Children’s Story – The Blind Poet

Have you found out the name of the blind poet who wrote so many hymns?” asked Mother.

“Tell Mother who she was,” said Linda.

“Fanny Crosby,” answered Betty Lou, pronouncing the words slowly and carefully.

“How did you find out?” Mother asked.

“Linda told me.”

“How did you find out, Linda?”

“I looked through our hymnbook to find the names of the women who wrote hymns. I found more hymns by Fanny Crosby than by any other woman. There were several by Frances Ridley Havergal, too. I didn’t know which one was blind, so I asked Harold, and he got down the encyclopedia. We read what it said about Fanny Crosby.”

“Well done! Here is the poem which she wrote when she was only eight years old:

“Oh, what a happy soul am I: although I cannot see,

I am resolved that in this world contented I will be.

How many blessings I enjoy that other people don’t.

To weep and sigh because I’m blind, I cannot and I won’t.

“Fanny was two years old when her mother told her very tenderly that she would never be able to see. In spite of her blindness, Fanny learned to dress herself and comb her hair. She could feel her way around the house and wait on herself. She could eat at the table as well as almost anyone.
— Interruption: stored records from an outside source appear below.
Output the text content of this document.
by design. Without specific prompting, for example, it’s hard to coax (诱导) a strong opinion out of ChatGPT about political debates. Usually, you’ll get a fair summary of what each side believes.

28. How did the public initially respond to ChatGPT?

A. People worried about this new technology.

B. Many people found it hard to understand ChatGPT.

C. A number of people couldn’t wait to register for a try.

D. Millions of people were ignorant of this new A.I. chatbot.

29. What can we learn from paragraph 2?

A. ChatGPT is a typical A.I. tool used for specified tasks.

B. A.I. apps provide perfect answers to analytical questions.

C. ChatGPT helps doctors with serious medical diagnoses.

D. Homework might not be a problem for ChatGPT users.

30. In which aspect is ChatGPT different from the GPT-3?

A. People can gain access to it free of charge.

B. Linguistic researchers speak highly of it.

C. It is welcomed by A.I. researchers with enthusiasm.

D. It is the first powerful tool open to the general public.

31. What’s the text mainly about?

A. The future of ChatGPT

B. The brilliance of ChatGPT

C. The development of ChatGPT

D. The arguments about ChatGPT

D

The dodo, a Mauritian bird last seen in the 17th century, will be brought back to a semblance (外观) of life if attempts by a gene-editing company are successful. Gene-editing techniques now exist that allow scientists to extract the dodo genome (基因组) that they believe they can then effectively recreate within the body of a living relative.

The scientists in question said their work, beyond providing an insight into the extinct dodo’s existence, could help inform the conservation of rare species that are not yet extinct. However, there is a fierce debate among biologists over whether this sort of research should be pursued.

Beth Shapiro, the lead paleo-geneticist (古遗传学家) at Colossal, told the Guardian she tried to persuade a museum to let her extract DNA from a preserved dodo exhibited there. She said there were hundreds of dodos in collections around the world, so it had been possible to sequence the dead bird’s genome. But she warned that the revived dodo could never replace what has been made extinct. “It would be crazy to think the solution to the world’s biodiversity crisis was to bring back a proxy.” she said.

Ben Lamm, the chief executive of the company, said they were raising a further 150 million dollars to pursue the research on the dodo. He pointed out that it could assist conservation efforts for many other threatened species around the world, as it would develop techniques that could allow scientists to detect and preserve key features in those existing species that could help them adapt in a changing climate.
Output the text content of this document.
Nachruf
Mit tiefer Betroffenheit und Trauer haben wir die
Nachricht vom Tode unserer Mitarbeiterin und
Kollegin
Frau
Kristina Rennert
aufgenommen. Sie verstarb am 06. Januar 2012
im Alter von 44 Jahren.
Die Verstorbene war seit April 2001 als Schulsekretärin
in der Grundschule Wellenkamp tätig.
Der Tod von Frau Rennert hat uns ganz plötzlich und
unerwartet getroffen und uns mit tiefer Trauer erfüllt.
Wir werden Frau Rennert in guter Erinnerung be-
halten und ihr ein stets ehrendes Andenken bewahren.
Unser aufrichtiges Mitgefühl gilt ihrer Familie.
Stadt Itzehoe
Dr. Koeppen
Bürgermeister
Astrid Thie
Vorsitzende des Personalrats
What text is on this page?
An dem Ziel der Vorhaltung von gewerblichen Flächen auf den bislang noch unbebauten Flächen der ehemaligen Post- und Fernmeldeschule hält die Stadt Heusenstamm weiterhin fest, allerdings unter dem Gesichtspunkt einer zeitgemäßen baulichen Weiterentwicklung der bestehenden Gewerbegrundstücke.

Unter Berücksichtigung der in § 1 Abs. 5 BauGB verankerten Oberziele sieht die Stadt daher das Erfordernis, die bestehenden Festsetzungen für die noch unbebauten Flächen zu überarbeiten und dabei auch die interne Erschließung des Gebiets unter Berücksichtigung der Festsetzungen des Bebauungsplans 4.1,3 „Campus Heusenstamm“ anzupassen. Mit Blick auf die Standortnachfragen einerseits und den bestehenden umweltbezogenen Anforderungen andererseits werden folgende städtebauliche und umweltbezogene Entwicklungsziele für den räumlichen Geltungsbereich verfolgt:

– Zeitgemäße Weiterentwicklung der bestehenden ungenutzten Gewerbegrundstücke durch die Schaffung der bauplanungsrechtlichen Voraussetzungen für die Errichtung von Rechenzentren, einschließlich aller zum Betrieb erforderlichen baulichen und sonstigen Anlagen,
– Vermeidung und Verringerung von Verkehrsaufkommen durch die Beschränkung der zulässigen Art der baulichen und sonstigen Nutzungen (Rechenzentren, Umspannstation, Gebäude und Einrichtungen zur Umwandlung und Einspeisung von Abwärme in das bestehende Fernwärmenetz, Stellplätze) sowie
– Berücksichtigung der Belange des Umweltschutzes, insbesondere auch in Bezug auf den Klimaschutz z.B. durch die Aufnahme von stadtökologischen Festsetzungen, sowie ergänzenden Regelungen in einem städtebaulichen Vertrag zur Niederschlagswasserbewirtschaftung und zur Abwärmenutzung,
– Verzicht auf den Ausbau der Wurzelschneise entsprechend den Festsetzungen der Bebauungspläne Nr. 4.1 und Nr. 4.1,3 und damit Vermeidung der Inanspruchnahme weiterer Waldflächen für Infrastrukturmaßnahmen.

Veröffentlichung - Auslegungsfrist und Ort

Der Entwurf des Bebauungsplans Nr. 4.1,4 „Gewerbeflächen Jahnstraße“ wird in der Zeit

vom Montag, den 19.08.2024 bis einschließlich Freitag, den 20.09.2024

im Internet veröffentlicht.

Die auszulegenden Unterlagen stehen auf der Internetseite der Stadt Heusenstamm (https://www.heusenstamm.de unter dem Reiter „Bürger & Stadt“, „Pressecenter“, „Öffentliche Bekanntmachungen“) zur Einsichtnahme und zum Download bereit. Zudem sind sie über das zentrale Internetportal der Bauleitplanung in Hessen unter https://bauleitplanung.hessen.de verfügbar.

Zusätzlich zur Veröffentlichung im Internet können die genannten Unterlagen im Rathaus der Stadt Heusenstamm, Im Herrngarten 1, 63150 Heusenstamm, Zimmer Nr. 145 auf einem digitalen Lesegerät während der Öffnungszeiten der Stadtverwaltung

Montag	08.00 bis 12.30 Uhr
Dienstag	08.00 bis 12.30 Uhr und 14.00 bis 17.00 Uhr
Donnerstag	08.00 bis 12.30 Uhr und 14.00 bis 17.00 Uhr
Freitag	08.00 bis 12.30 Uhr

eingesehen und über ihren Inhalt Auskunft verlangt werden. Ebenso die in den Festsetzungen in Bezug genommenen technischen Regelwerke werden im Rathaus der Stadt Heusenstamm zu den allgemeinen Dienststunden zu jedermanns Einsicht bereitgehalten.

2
“When Fanny’s grandmother heard of her blindness, she came to live with Fanny and her mother. Grandma spent much of her time with Fanny. The girl would sit for hours curled up in Grandma’s lap, listening to Bible stories or to descriptions of the clouds and the sunsets and the stars. She especially loved stories about Jesus, and the heavenly Father Who sent His own Son to save us.

“As Fanny and her grandmother walked together through gardens and woods, Grandma would pick a flower and tell the blind girl to feel it and to smell it. In this way Fanny learned to know each flower by name. She also learned to know the birds by their songs. She played with other children, climbed trees, and rode horseback. Her favorite pet was a lamb that went almost everywhere with her, like Mary’s little lamb.

“In the evenings Grandma would read to Fanny from the Bible and from her favorite poets. Fanny memorized many of the poems, as well as some of the psalms and other chapters from the Bible. But she longed to go to school to learn to read out of books. Yet how could a little blind girl ever read books?

“One night she knelt by her bed and prayed, ‘Dear Lord, please show me how I can learn as other children do.’ From that time on, Fanny was sure that God would help her receive what she had asked of Him. One day, not long after this, Fanny’s mother received some good news. A school for the blind had been opened in New York.

“ ‘Thank God!’ Fanny exclaimed; ‘He has answered my prayers, as I knew He would.’

“Fanny was fifteen years old when she entered the school. The books from which the students studied were printed in Braille, a system of raised dots, which a blind person feels with his or her fingers.

“Fanny was the school favorite because she was so cheerful and full of fun. She was also the school poet, and she wrote poems for special occasions. One day Dr. Jones, the school superintendent, called her into his office.

“Among other things, he said this: ‘Do not allow the words of praise from others to make you feel that you are better than they are. Remember, Fanny, whatever talent you possess belongs wholly to God, and you ought to give Him the credit for all that you do.’ He asked Fanny if he had been too blunt.

“ ‘No, sir,’ she replied. ‘You have talked to me as a father, and I thank you very much for it.’

“Fanny never forgot that her ability and talents had been given to her by God.”

Happy Home Stories, by Ella M. Robinson, p. 61–64, (TEACH Services, Inc., 2005).